Il microstock non è il negozio di fotografia
Vi sto solo dicendo come va il mondo lì fuori. Lo faccio dall’alto dei 3 mila dollari al mese che porto a casa con il microstock. Quei soldi lì continuerei a portare a casa anche se decidessi da domani di prendermi un anno sabbatico (rendita passiva). Se cominciate a caricare oggi, però, è facile che passino mesi prima che vediate le prime vendite. O finiate come decine di altri fotografi che, forti del loro passato, si affidano al loro intuito e non combinano nulla.
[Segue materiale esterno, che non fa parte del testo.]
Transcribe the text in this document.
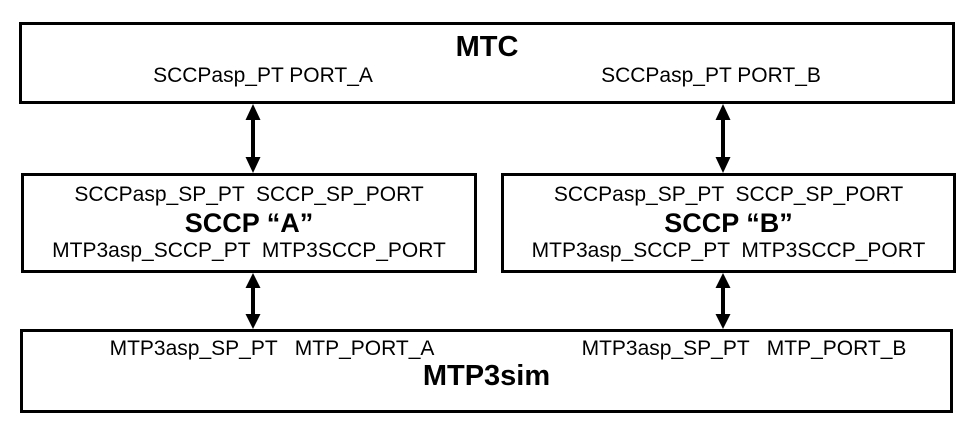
MTC
SCCPasp_PT PORT_A	SCCPasp_PT PORT_B
SCCPasp_SP_PT  SCCP_SP_PORT
SCCP “A”
MTP3asp_SCCP_PT  MTP3SCCP_PORT
SCCPasp_SP_PT  SCCP_SP_PORT
SCCP “B”
MTP3asp_SCCP_PT  MTP3SCCP_PORT
MTP3asp_SP_PT   MTP_PORT_A	MTP3asp_SP_PT   MTP_PORT_B
MTP3sim
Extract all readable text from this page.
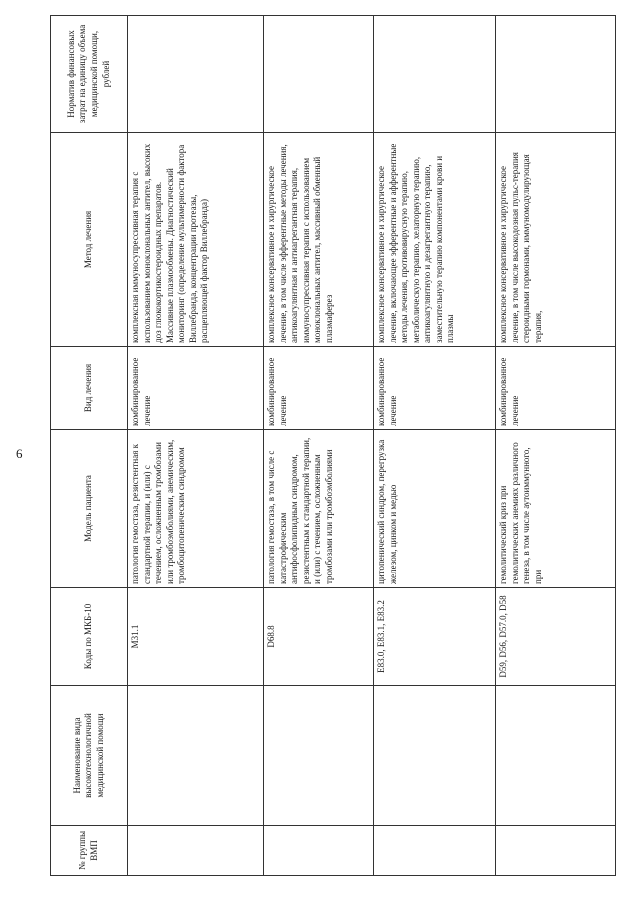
6
№ группы ВМП	Наименование вида высокотехнологичной медицинской помощи	Коды по МКБ-10	Модель пациента	Вид лечения	Метод лечения	Норматив финансовых затрат на единицу объема медицинской помощи, рублей
		M31.1	патология гемостаза, резистентная к стандартной терапии, и (или) с течением, осложненным тромбозами или тромбоэмболиями, анемическим, тромбоцитопеническим синдромом	комбинированное лечение	комплексная иммуносупрессивная терапия с использованием моноклональных антител, высоких доз глюкокортикостероидных препаратов. Массивные плазмообмены. Диагностический мониторинг (определение мультимерности фактора Виллебранда, концентрации протеазы, расщепляющей фактор Виллебранда)	
		D68.8	патология гемостаза, в том числе с катастрофическим антифосфолипидным синдромом, резистентным к стандартной терапии, и (или) с течением, осложненным тромбозами или тромбоэмболиями	комбинированное лечение	комплексное консервативное и хирургическое лечение, в том числе эфферентные методы лечения, антикоагулянтная и антиагрегантная терапия, иммуносупрессивная терапия с использованием моноклональных антител, массивный обменный плазмаферез	
		E83.0, E83.1, E83.2	цитопенический синдром, перегрузка железом, цинком и медью	комбинированное лечение	комплексное консервативное и хирургическое лечение, включающее эфферентные и афферентные методы лечения, противовирусную терапию, метаболическую терапию, хелаторную терапию, антикоагулянтную и дезагрегантную терапию, заместительную терапию компонентами крови и плазмы	
		D59, D56, D57.0, D58	гемолитический криз при гемолитических анемиях различного генеза, в том числе аутоиммунного, при	комбинированное лечение	комплексное консервативное и хирургическое лечение, в том числе высокодозная пульс-терапия стероидными гормонами, иммуномодулирующая терапия,	
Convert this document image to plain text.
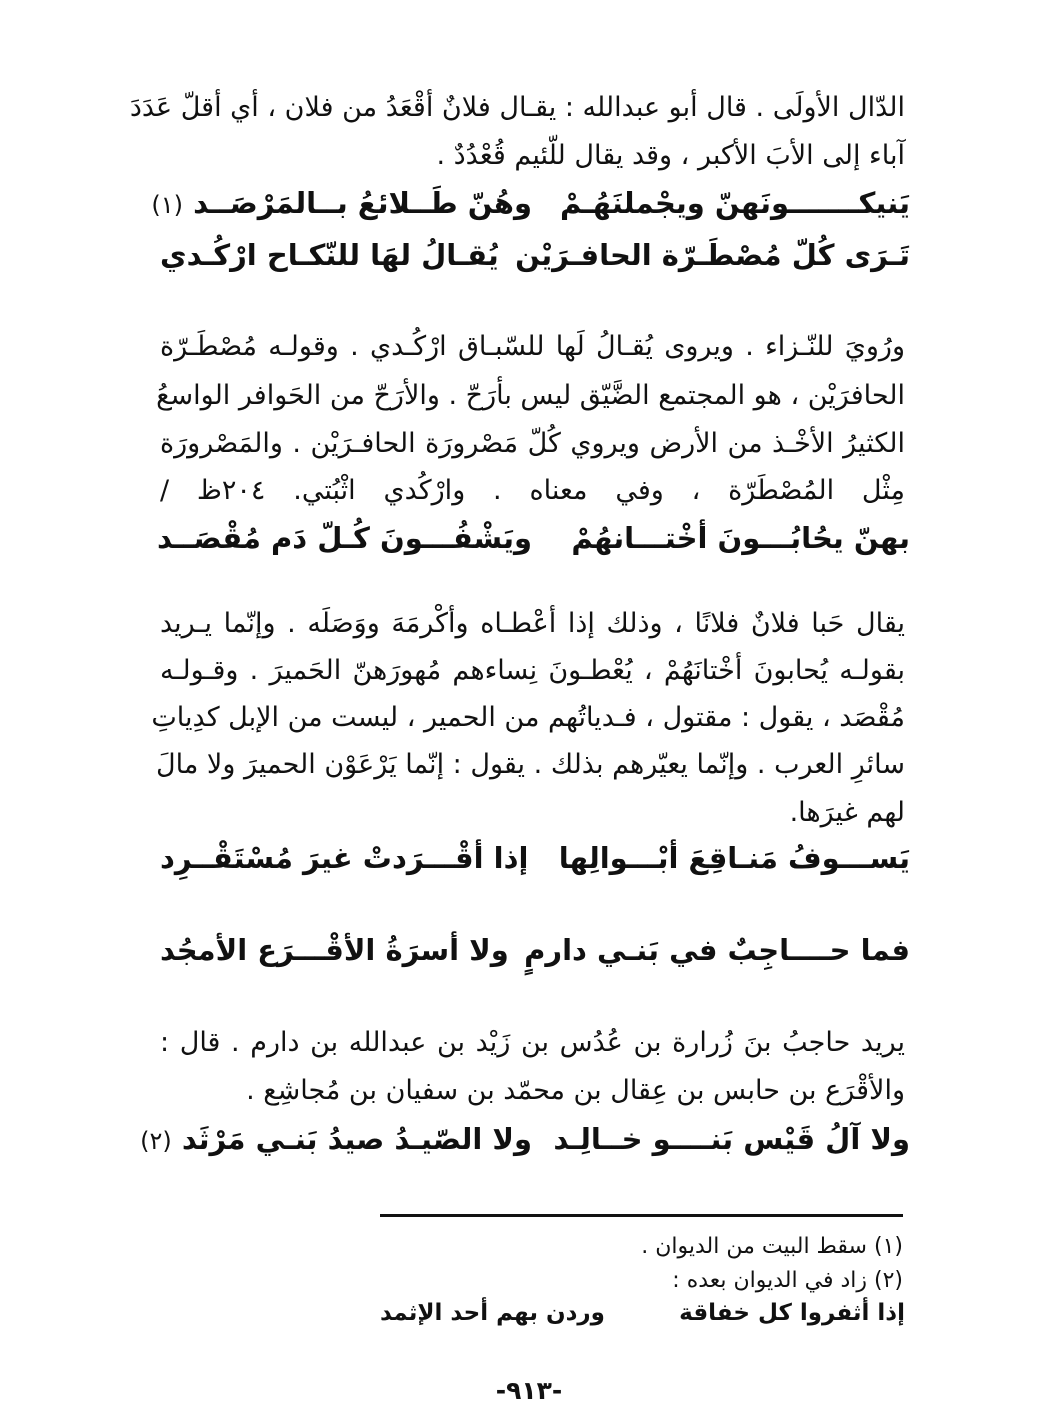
الدّال الأولَى . قال أبو عبدالله : يقـال فلانٌ أقْعَدُ من فلان ، أي أقلّ عَدَدَ
آباء إلى الأبَ الأكبر ، وقد يقال للّئيم قُعْدُدٌ .
يَنيكـــــــونَهنّ ويجْملنَهُـمْ
وهُنّ طَــلائعُ بــالمَرْصَــد (١)
تَـرَى كُلّ مُصْطَـرّة الحافـرَيْن
يُقـالُ لهَا للنّكـاح ارْكُـدي
ورُويَ للنّـزاء . ويروى يُقـالُ لَها للسّبـاق ارْكُـدي . وقولـه مُصْطَـرّة
الحافرَيْن ، هو المجتمع الضَّيّق ليس بأرَحّ . والأرَحّ من الحَوافر الواسعُ
الكثيرُ الأخْـذ من الأرض ويروي كُلّ مَصْرورَة الحافـرَيْن . والمَصْرورَة
مِثْل المُصْطَرّة ، وفي معناه . وارْكُدي اثْبُتي. ٢٠٤ظ /
بهنّ يحُابُـــونَ أخْتـــانهُمْ
ويَشْفُـــونَ كُـلّ دَم مُقْصَــد
يقال حَبا فلانٌ فلانًا ، وذلك إذا أعْطـاه وأكْرمَهَ ووَصَلَه . وإنّما يـريد
بقولـه يُحابونَ أخْتانَهُمْ ، يُعْطـونَ نِساءهم مُهورَهنّ الحَميرَ . وقـولـه
مُقْصَد ، يقول : مقتول ، فـدياتُهم من الحمير ، ليست من الإبل كدِياتِ
سائرِ العرب . وإنّما يعيّرهم بذلك . يقول : إنّما يَرْعَوْن الحميرَ ولا مالَ
لهم غيرَها.
يَســـوفُ مَنـاقِعَ أبْـــوالِها
إذا أقْـــرَدتْ غيرَ مُسْتَقْــرِد
فما حــــاجِبٌ في بَنـي دارمٍ
ولا أسرَةُ الأقْـــرَع الأمجُد
يريد حاجبُ بنَ زُرارة بن عُدُس بن زَيْد بن عبدالله بن دارم . قال :
والأقْرَع بن حابس بن عِقال بن محمّد بن سفيان بن مُجاشِع .
ولا آلُ قَيْس بَنــــو خــالِـد
ولا الصّيـدُ صيدُ بَنـي مَرْثَد (٢)
(١) سقط البيت من الديوان .
(٢) زاد في الديوان بعده :
إذا أثفروا كل خفاقة
وردن بهم أحد الإثمد
-٩١٣-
Se riuscite a professionalizzare la vostra produzione, le vendite che vi daranno più soddisfazione saranno quelle che arriveranno mentre ve ne state d’estate in spiaggia a prendere il sole o la domenica a passeggiare con la vostra famiglia.
Il microstock è questo. Potete pensare, un po’ all’Italiana, che i compratori non capiscano nulla e che voi siate dei geni incompresi. In realtà siete solo degli incapaci che, comprese le regole, non le sanno applicare. O magari sono superati da un ragazzino di 20 anni con una reflex economica, ma che ha fame di emergere e ha capito il metodo per farlo.
Scusate, ma un po’ di cattiveria ci vuole, altrimenti si rimane sempre nel limbo della politica. Hai ragione tu, ma anche un po’ lui, veniamoci incontro. E che alla fine sfocia sempre nel “non cambia mai nulla”. In un mondo globalizzato che fuori dai nostri confini cambia invece ogni secondo, potrebbe essere un problema molto più grave di quanto immaginiate.